2 min de lecture Ciné-Séries

VIDÉO - "Rue des prairies" : le film méconnu avec Jean Gabin

RÉDAC CHEF INVITÉ - Gérald De Palmas est rédacteur en chef d'un jour sur RTL2.fr. Le chanteur a souhaité mettre en avant ce film datant de 1959. Jean Gabin y joue le rôle d'un père avec un rapport compliqué avec ses enfants.

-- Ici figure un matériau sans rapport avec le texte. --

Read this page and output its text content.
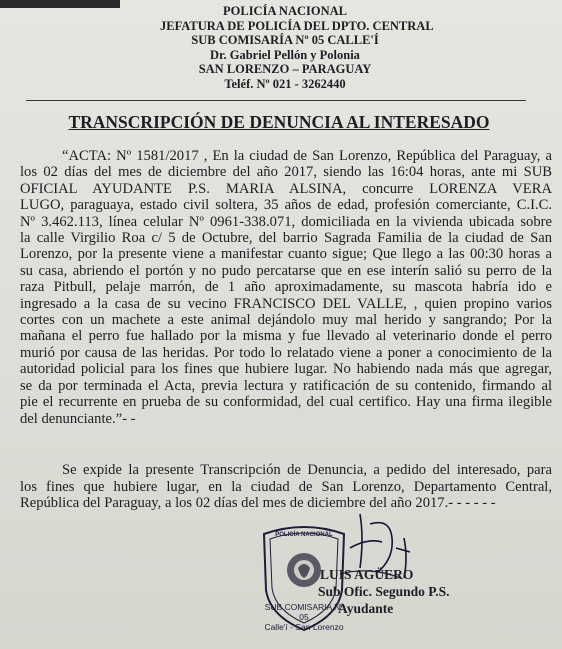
POLICÍA NACIONAL
JEFATURA DE POLICÍA DEL DPTO. CENTRAL
SUB COMISARÍA Nº 05 CALLE'Í
Dr. Gabriel Pellón y Polonia
SAN LORENZO – PARAGUAY
Teléf. Nº 021 - 3262440
TRANSCRIPCIÓN DE DENUNCIA AL INTERESADO
“ACTA: Nº 1581/2017 , En la ciudad de San Lorenzo, República del Paraguay, a
los 02 días del mes de diciembre del año 2017, siendo las 16:04 horas, ante mi SUB
OFICIAL AYUDANTE P.S. MARIA ALSINA, concurre LORENZA VERA
LUGO, paraguaya, estado civil soltera, 35 años de edad, profesión comerciante, C.I.C.
Nº 3.462.113, línea celular Nº 0961-338.071, domiciliada en la vivienda ubicada sobre
la calle Virgilio Roa c/ 5 de Octubre, del barrio Sagrada Familia de la ciudad de San
Lorenzo, por la presente viene a manifestar cuanto sigue; Que llego a las 00:30 horas a
su casa, abriendo el portón y no pudo percatarse que en ese interín salió su perro de la
raza Pitbull, pelaje marrón, de 1 año aproximadamente, su mascota habría ido e
ingresado a la casa de su vecino FRANCISCO DEL VALLE, , quien propino varios
cortes con un machete a este animal dejándolo muy mal herido y sangrando; Por la
mañana el perro fue hallado por la misma y fue llevado al veterinario donde el perro
murió por causa de las heridas. Por todo lo relatado viene a poner a conocimiento de la
autoridad policial para los fines que hubiere lugar. No habiendo nada más que agregar,
se da por terminada el Acta, previa lectura y ratificación de su contenido, firmando al
pie el recurrente en prueba de su conformidad, del cual certifico. Hay una firma ilegible
del denunciante.”- -
Se expide la presente Transcripción de Denuncia, a pedido del interesado, para
los fines que hubiere lugar, en la ciudad de San Lorenzo, Departamento Central,
República del Paraguay, a los 02 días del mes de diciembre del año 2017.- - - - - -
POLICÍA NACIONAL
SUB COMISARIA Nº 05
Calle'í - San Lorenzo
LUIS AGÜERO
Sub Ofic. Segundo P.S.
Ayudante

Rue des prairies - Pourquoi ?
Crédit Image : TF1 International

C'est un classique, mais très mal accueilli lors de sa sortie. Rue des prairies est l'un des grands films de Jean Gabin, adapté du roman éponyme de René Lefèvre. En 1959, pour la sortie du film, l'acteur a déjà tourné dans Les Misérables et Touchez pas au grisbi. Il est donc déjà connu dans le paysage du cinéma français et construit sa légende. Il côtoie de jeunes acteurs prometteurs comme Claude Brasseur, qui joue l'un de ses enfants. Car il est bien question de la famille dans ce film de Denys de La Patellière. Mais, une famille qui va au-delà des liens du sang.

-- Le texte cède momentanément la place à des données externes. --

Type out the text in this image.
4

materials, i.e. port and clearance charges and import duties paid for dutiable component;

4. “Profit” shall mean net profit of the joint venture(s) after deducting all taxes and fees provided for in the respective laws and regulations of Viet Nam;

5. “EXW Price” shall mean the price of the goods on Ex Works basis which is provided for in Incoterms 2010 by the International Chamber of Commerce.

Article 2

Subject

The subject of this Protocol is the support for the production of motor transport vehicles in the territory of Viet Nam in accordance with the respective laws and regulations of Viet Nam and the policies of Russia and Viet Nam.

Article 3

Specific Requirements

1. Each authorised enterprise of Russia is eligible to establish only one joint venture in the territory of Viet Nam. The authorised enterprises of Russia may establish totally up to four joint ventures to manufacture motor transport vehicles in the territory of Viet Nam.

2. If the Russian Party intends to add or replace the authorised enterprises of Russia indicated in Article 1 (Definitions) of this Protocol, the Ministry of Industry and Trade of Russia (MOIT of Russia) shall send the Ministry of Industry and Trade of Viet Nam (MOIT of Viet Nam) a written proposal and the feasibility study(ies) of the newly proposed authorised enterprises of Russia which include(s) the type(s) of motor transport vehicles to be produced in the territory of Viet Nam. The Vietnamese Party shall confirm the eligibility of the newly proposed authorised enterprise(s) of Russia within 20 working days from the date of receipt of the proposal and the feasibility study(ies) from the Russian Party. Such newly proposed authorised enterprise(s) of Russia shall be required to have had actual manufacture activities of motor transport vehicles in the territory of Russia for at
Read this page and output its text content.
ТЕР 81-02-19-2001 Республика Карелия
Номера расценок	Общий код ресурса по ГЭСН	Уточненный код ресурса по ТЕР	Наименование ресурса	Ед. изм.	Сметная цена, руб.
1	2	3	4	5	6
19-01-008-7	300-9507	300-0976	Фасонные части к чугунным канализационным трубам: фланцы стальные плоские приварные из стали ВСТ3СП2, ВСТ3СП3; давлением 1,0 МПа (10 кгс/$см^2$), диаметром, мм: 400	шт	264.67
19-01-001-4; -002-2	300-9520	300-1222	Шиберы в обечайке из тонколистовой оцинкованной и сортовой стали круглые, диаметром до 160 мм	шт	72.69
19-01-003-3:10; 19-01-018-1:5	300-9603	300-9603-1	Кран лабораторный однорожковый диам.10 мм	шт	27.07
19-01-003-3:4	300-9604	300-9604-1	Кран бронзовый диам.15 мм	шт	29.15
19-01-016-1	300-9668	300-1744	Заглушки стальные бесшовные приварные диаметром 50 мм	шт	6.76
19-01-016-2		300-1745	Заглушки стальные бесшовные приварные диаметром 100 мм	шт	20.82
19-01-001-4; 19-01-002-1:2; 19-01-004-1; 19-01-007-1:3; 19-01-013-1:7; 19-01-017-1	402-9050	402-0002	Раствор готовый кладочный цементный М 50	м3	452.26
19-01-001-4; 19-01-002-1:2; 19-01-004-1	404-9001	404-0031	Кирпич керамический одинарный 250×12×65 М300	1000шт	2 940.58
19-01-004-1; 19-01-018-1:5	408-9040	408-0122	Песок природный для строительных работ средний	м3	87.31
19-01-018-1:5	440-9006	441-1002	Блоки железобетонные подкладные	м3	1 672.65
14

L'histoire se déroule dans le Paris des années 50. Henri Neveu (Jean Gabin), rentre chez lui après deux ans de captivité. Il apprend que sa femme est morte en couches, en donnant naissance à un enfant, Fernand (Roger Dumas), qui n'est pas de lui. Henri décide de l'élever comme son fils, malgré sa douleur et la colère de ses deux enfants légitimes, Loulou (Claude Brasseur) et Odette (Marie-José Nat). Henri fait tout pour que Fernand réussisse dans la vie, même si ce dernier le rend d'abord responsable de tous ses maux. 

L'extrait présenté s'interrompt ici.